Another point is that proving the existence of a deity would still not show that deity to be the Abrahamic God. Most of the philosophical arguments for the existence of God necessarily suffer from this shortcoming (from the Christian POV that is)
Upvote:2
At present, not much of one.
The ontological argument along its traditional lines, wherein God is allegedly proven to exist because the greatest being is an existent being, has been criticized by numerous Christian theologians. Most notably, I think, is that St. Thomas Aquinas rejected it on the grounds that only God could know God's nature; hence, any ontological argument humans could create or understand is moot.
Modern public debates between reputable Christians and atheists generally consist of restatements and clarifications of St. Thomas's proofs. Take Prof. Peter Kreeft's debate with Prof. Michael Tooley as an example.
Upvote:8
Regarding your first question, there is a key difference between your two examples. They would be more parallel if you framed the first one like this:
God is the most perfect possible being that can be thought of. Non-existence or a lack of regular competition in barbecuing championships would be an imperfection. Therefore, God exists and regularly competes in barbecuing championships.

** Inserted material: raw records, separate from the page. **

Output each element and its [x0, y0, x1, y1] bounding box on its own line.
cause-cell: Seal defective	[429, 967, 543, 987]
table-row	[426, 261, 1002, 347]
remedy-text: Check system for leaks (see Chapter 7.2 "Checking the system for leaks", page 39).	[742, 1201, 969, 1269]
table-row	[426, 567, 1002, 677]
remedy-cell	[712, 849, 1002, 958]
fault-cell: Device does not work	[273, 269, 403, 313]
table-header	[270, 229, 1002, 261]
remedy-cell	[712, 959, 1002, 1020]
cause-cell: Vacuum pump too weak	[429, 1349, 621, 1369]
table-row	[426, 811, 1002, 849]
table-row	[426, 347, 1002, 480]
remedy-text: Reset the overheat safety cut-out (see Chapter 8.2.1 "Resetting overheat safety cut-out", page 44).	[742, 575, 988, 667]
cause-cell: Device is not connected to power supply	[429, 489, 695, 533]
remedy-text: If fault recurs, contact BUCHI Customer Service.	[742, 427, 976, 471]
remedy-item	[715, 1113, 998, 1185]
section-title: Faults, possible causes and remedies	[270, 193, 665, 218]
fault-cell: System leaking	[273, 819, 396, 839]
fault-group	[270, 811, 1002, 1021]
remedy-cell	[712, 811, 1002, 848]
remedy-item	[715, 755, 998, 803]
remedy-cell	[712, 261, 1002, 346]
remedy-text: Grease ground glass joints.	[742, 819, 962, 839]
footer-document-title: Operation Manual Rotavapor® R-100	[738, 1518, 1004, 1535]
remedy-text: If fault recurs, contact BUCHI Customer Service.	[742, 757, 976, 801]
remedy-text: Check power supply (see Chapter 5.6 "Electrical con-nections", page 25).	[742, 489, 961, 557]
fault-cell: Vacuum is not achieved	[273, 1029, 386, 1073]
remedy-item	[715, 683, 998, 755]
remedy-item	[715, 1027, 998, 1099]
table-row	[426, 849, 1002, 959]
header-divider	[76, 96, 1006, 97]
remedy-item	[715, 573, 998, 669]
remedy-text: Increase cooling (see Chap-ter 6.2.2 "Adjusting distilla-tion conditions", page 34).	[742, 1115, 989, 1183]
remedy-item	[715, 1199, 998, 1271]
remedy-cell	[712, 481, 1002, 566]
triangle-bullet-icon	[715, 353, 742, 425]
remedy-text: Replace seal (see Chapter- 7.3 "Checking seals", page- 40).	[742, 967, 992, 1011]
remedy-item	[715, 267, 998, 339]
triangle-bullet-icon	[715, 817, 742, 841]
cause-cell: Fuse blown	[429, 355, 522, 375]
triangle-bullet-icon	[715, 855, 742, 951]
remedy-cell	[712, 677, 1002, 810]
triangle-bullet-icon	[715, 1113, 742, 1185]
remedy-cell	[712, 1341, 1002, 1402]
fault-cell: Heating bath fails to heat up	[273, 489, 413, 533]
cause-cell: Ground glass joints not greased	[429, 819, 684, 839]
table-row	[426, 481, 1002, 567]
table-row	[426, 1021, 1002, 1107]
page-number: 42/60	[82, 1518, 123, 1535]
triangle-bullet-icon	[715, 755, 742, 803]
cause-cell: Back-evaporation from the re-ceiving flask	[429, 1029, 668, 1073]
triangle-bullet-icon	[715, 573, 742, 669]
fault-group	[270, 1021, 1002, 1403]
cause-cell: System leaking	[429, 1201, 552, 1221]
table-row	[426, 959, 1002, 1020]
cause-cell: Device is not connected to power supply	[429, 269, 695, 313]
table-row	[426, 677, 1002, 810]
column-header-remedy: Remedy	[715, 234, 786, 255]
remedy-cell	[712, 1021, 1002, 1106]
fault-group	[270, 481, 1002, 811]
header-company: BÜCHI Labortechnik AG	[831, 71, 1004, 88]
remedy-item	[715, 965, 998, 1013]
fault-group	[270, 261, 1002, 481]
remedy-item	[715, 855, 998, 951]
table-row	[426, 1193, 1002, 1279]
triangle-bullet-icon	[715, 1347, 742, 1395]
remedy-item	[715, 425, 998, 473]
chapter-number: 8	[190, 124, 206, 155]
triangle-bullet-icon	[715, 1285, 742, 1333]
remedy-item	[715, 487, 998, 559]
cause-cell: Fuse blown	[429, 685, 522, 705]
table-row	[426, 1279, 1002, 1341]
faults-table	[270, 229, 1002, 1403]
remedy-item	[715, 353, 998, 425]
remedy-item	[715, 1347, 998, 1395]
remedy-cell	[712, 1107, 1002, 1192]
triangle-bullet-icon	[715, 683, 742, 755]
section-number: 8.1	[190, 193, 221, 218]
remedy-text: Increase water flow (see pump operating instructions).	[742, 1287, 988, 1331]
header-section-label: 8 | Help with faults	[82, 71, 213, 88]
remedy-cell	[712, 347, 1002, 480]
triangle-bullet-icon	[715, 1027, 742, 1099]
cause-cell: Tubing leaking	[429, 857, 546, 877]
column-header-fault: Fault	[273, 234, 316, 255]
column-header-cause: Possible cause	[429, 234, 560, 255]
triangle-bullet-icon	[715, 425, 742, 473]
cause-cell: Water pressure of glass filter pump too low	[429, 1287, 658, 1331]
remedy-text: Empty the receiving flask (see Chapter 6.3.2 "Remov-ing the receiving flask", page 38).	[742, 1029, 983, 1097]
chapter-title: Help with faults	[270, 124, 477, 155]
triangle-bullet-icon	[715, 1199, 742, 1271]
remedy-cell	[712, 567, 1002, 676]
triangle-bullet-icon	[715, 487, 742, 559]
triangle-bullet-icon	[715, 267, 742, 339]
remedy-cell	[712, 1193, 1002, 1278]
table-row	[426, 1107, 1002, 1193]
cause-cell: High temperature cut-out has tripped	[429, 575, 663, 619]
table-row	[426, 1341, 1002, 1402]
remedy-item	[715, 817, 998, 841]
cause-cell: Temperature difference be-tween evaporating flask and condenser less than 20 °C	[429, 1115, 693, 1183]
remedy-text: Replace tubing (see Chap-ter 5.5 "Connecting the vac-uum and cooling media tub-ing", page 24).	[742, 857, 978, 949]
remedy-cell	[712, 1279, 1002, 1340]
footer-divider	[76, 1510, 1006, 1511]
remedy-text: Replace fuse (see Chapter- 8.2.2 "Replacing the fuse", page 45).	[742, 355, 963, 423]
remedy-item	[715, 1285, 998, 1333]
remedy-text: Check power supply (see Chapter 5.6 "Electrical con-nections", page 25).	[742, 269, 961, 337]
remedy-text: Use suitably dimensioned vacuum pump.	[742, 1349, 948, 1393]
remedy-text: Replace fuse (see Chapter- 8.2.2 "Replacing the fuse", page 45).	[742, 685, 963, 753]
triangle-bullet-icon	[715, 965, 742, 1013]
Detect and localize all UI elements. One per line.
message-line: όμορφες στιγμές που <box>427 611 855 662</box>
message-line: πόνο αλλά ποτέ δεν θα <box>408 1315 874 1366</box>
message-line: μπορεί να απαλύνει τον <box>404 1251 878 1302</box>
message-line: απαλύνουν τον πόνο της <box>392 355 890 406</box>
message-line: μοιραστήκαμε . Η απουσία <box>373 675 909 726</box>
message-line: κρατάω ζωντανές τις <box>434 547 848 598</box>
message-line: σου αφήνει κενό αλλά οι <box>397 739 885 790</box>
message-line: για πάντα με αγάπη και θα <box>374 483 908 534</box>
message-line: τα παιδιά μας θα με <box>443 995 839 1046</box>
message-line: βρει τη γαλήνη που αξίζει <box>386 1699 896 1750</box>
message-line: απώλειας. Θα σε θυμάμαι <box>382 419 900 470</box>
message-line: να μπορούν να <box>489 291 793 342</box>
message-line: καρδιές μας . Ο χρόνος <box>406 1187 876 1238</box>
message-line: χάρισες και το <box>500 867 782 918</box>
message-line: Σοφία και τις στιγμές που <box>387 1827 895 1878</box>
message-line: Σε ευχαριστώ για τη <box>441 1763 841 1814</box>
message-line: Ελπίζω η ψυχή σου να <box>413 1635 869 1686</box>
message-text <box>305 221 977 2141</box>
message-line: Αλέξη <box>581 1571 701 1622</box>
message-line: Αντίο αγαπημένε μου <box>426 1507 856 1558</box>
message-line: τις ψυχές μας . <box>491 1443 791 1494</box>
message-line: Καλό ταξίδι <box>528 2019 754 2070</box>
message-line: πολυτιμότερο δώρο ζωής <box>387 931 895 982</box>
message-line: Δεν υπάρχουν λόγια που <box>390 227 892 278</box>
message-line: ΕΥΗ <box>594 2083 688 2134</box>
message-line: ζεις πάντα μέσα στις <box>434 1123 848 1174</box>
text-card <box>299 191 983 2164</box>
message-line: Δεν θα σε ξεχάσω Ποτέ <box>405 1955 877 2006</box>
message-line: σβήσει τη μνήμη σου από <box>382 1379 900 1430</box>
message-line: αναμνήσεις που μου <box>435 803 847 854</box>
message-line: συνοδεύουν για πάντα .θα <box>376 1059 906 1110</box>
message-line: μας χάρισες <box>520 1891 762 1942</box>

Neither competing in barbecuing championships nor attacks on you are essential to being a perfect being or the most scary being, respectively. However, the most scary being could be argued to be one that exists, rather than one that doesn't, so:
A monster is the most scary possible being. A being that exists is scarier than one that doesn't exist. Therefore monsters exist.
If we hold existing as absolutely essential to monsterhood over other possibly scary attributes, then this holds true. But, we may be able to think of things that seem scarier that don't exist (say a plague of Tribbles on Kronos) than those that do exist, so one might argue that existence isn't essential to monsterhood.
I think Anselm makes a stronger argument towards God, however. In his rejection of Gaunilo's critique, he notes that talking about God is different than talking about the most perfect island. At the very least, we know that the definition of perfection is tied intricately to God in the Christian understanding of God, so whatever God is must be more perfect than what God isn't.
As @justbelieve notes the real rub with the argument is that it cannot prove a particular deity, even if the argument works. We might find that the most perfect possible being -- with existence being the key attribute to that being's essence -- might be very much unlike what we want to label God in a hypothetical reality where God didn't exist.
Speaking of hypothetical realities, Alvin Plantinga has a revised Ontological Argument utilizing modal logic that deals with the idea of multiple realities. Perhaps someone who is a braver soul than I would like to explain it.
Regarding your second question, the Ontological Argument's major proponents have included St. Anselm, RenΓ© Descartes, Karl Barth and Alvin Platinga, just to name a few. Contra the argument within Christian tradition would be a great many others, including St. Thomas Aquinas (cf. Summa Theological 1.2, especially questions 1 for the rebuttal and 3 for his alternative).